Cultural rights, freedom of opinion, freedom of expression, minority issues, and torture are both heavily policed by the Chinese government, and are prominent issues for Tibetan nationals. For example, among the recent issues of concern have been the situation of prominent Tibetan activists and religious figures. One such case is about the formal arrest of Tashi Wangchuk, a Tibetan linguistic right activist who was detained and tortured following his appearance in a New York Times documentary. Wangchuk advocated for the right of Tibetans to learn and study their native language. Other defenders of Tibetan human rights have also been arrested, detained, and subjected to heavy surveillance for speaking about Tibetan religious, cultural and other rights, and for gathering peacefully. There is also great concern about the mass expulsion of religious practitioners from Larung Gar and Yanchen Gar — major Tibetan religious communities — demolitions of monastic homes, and excessive use of force, arbitrary arrests and detentions of peaceful protestors. Ultimately, despite China’s claims of adherence to human rights legal obligations, it routinely violates the human rights of indigenous peoples.

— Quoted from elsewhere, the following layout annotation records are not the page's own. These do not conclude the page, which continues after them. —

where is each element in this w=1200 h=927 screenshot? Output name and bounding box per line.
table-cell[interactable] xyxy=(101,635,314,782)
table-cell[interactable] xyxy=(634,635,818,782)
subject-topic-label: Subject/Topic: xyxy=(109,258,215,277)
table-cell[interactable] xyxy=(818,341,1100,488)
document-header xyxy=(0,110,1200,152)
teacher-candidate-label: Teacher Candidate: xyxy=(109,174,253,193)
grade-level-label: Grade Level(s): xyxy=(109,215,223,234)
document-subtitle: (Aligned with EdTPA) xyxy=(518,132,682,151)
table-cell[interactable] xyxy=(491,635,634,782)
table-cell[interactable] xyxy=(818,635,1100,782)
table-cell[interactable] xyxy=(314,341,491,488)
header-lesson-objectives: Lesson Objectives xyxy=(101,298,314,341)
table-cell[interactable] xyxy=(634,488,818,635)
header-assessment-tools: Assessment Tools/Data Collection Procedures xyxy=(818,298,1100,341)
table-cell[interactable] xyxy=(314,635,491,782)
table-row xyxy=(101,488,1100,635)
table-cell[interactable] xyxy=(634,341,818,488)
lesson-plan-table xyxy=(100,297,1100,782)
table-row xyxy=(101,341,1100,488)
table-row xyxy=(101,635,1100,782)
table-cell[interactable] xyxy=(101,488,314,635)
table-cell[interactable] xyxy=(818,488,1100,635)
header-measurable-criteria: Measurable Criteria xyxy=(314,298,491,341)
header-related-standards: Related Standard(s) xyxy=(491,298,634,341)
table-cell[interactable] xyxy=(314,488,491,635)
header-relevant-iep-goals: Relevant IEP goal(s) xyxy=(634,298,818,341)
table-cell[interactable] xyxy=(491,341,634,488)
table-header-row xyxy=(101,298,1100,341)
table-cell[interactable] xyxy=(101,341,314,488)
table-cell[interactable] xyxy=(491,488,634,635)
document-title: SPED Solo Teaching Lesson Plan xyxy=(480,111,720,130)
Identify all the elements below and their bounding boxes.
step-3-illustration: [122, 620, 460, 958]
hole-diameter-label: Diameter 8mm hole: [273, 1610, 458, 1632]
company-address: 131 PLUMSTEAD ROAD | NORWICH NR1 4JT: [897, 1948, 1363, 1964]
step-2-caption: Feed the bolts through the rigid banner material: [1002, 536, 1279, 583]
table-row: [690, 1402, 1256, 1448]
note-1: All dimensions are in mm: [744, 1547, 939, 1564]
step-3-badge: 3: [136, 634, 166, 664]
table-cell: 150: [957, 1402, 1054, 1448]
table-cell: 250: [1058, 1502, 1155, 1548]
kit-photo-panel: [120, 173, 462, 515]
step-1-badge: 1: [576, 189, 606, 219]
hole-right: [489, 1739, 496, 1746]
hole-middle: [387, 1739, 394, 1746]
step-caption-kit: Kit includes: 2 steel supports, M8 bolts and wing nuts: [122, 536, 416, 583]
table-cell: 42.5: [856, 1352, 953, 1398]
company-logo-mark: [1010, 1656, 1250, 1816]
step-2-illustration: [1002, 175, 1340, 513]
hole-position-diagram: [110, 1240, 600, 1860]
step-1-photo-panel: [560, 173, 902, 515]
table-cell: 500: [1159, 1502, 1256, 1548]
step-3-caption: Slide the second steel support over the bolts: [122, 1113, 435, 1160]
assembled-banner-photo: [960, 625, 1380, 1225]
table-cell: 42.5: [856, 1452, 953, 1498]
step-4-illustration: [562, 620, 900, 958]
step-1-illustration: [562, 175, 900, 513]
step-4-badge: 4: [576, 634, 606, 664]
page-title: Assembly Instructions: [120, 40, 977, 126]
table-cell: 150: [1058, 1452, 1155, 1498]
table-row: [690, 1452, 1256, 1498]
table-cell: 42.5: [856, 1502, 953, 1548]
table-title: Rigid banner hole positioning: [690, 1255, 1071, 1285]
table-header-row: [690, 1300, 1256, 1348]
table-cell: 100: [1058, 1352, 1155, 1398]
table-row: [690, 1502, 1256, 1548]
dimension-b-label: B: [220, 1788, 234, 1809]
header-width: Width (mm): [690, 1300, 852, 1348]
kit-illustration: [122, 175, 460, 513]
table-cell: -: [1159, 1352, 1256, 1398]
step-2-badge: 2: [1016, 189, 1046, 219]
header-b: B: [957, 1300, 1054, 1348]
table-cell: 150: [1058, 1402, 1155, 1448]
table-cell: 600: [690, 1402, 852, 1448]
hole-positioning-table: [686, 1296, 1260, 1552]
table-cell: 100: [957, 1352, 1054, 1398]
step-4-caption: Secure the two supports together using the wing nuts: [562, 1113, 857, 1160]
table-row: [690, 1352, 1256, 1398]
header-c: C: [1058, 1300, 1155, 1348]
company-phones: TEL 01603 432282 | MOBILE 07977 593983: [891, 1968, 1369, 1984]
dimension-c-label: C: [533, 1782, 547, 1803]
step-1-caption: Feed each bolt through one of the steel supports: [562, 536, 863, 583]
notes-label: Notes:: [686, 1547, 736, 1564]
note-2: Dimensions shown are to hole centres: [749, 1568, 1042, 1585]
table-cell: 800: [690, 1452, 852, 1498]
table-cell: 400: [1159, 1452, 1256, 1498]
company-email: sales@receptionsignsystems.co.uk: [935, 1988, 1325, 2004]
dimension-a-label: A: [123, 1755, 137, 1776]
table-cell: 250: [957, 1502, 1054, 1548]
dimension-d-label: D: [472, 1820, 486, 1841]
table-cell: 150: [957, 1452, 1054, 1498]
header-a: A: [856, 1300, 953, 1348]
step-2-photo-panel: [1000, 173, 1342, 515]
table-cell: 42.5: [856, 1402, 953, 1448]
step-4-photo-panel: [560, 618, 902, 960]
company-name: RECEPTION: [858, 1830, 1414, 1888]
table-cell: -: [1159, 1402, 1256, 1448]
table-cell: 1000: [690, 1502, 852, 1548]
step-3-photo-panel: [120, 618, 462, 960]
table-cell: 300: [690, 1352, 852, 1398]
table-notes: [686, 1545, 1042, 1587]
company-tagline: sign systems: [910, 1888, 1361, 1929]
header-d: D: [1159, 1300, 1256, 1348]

This is where we come in. Because China’s UPR review was held in 2018, the State’s mid-term UPR assessment report should be issued in early 2021. While this report is not obligatory, it is considered “good practice.” Civil society groups, like TAC and TJC alongside IHRC, can advocate for China to produce a mid-cycle report, and also urge other states to encourage China to do so. Civil society groups, like IHRC, submit their own reports for the mid-cycle UPR that emphasize the deep gaps in human rights protections afforded to Tibetans and other indigenous populations, in contrast to the narrative that China produces about its human rights record. Our goal is to underscore the importance of accountability of the Chinese government with regard to Tibetan human rights.
As you have probably noted, this can be a long process. However, civil society organizations believe that the UPR is an essential tool that skilled human rights advocates must use to pressure human rights abusers like China to stop their gross and systematic violations of human rights. Over time, the UPR can play an important role in improving human rights across the world.